Any questions or comments about the school weather station or the data presented or the websites or anything weather related please contact Simon Collins at Reigate Grammar School. sac@reigategrammar.org

Read more here on how we set it up.

Weather station location:

13 responses to About


    What a wonderful facility you have created. It is both educational, useful and fun! Congratulations! I was pleased to see you making use of the excellent Cumulus Weather software. I noted that Reigate Weather appears in lower case as “reigate weather” in the titles of the various Cumulus pages. It is easy to change this and capitalise the first letter by changing the weatherstyle.css stylesheet. (I think by removing the line in the header . You wouldn’t want to upset the English Department!
    Once again, well done to everyone involved.

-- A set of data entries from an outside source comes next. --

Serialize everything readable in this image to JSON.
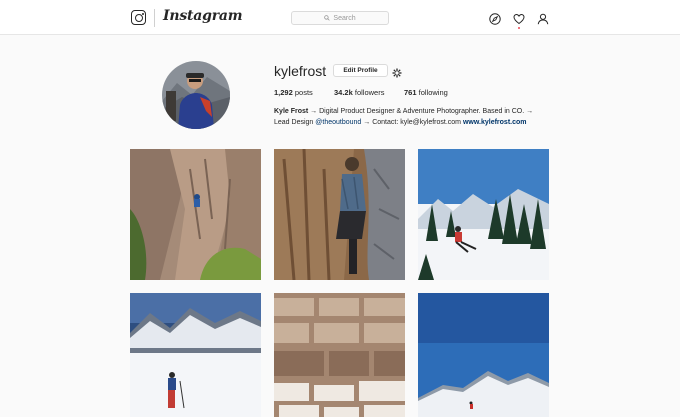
{
  "header": {
    "wordmark": "Instagram",
    "search_placeholder": "Search",
    "icons": [
      "explore-compass-icon",
      "activity-heart-icon",
      "profile-person-icon"
    ]
  },
  "profile": {
    "username": "kylefrost",
    "edit_label": "Edit Profile",
    "posts_count": "1,292",
    "posts_label": "posts",
    "followers_count": "34.2k",
    "followers_label": "followers",
    "following_count": "761",
    "following_label": "following",
    "bio": {
      "name": "Kyle Frost",
      "text1": " → Digital Product Designer & Adventure Photographer. Based in CO. →",
      "text2": "Lead Design ",
      "mention": "@theoutbound",
      "text3": " → Contact: kyle@kylefrost.com ",
      "url": "www.kylefrost.com"
    }
  },
  "posts": [
    "rock-climber-canyon-photo",
    "woman-climbing-boulder-photo",
    "skier-pine-forest-photo",
    "ski-tourer-mountains-photo",
    "salt-terraces-photo",
    "snowy-mountain-blue-sky-photo"
  ]
}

    Hi Simon. Yes I can . I’m not sure where you are with it all but I will make a few assumptions and feel free to get back to me if you need further help.
    In the main Cumulus folder where the various files are stored is the main front home page Index, stored in the folder called Web (Not web files).The file you need is the template, indexT.htm, not index.htm. You can find where the writing is by opening it in a text editor. Each week I just write it in here, save it and it will upload automatically. You can actually see exactly where this is on mine by right clicking on my home page and then click source or similar to see the code. You could even copy it into the relevant part of your IndexT file and modify it as required. No doubt you or one of the students can do html code far better than I !
    Let me know if you require any more help. By the way – can you see my actual email address? – if so feel free to PM on that if you don’t want too much detail going on here.

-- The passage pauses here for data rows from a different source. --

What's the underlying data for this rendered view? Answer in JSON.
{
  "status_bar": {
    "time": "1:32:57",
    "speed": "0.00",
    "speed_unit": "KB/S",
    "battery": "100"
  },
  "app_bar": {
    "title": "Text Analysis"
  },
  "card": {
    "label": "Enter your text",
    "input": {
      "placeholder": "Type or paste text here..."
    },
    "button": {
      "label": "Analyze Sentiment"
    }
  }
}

    Very good! I have to agree with Dave Cornwall. As a cumulus user myself I have just stumbled on it. The graphical explanations of the cold front and the use of WU graphs to explain it never occured to me – but I like it! What an investment for the school and others interested in the weather. Certainly I will be looking in for further installments to help me get my old head round the mechanics of meteorology. Don’t forget you can easily connect and communicate in the Cumulus Forum for more ideas on improvements to an already impressive weather resource. Also, don’t forget that the forum is used if you have any problems with the software.

    Thanks! Kevin


      Many thanks Kevin for your support and much appreciated advice and help on cumulus. We are new users so any help with this is very useful. I have added your site to my weather links page. I’ll head for the forum and take a look right now! many thanks again and best wishes. Simon


    You are welcome Simon…..obviously don’t use my site for good practice. I’m still learning. Certainly the young ones, and I guess even you would be impressed with the steel series gauges which are fairly easy to implement. They are indeed created by Mark Crossley who is active daily on the forum. That is just one of numerous add-ons that add professionalism to our weather sites and appeal to a younger audience – I guess.

    Have a good New Year


    I must admit because that what you mentioned and the Steel Gauges are two different methods of presenting realtime data. Here is the page for the steel gauge download:


    and for viewing here is the link to my steel gauges:


    and the creator of the scripts Mark Crossley gauges here:


    Regards Kevin


    It had crossed my mind that there are so many little add-ons that one has to strike a balance as to what is and what isn’t included. Otherwise the site can look cluttered. Anyway it is all good fun!


    Great site! I willto add a link from our website.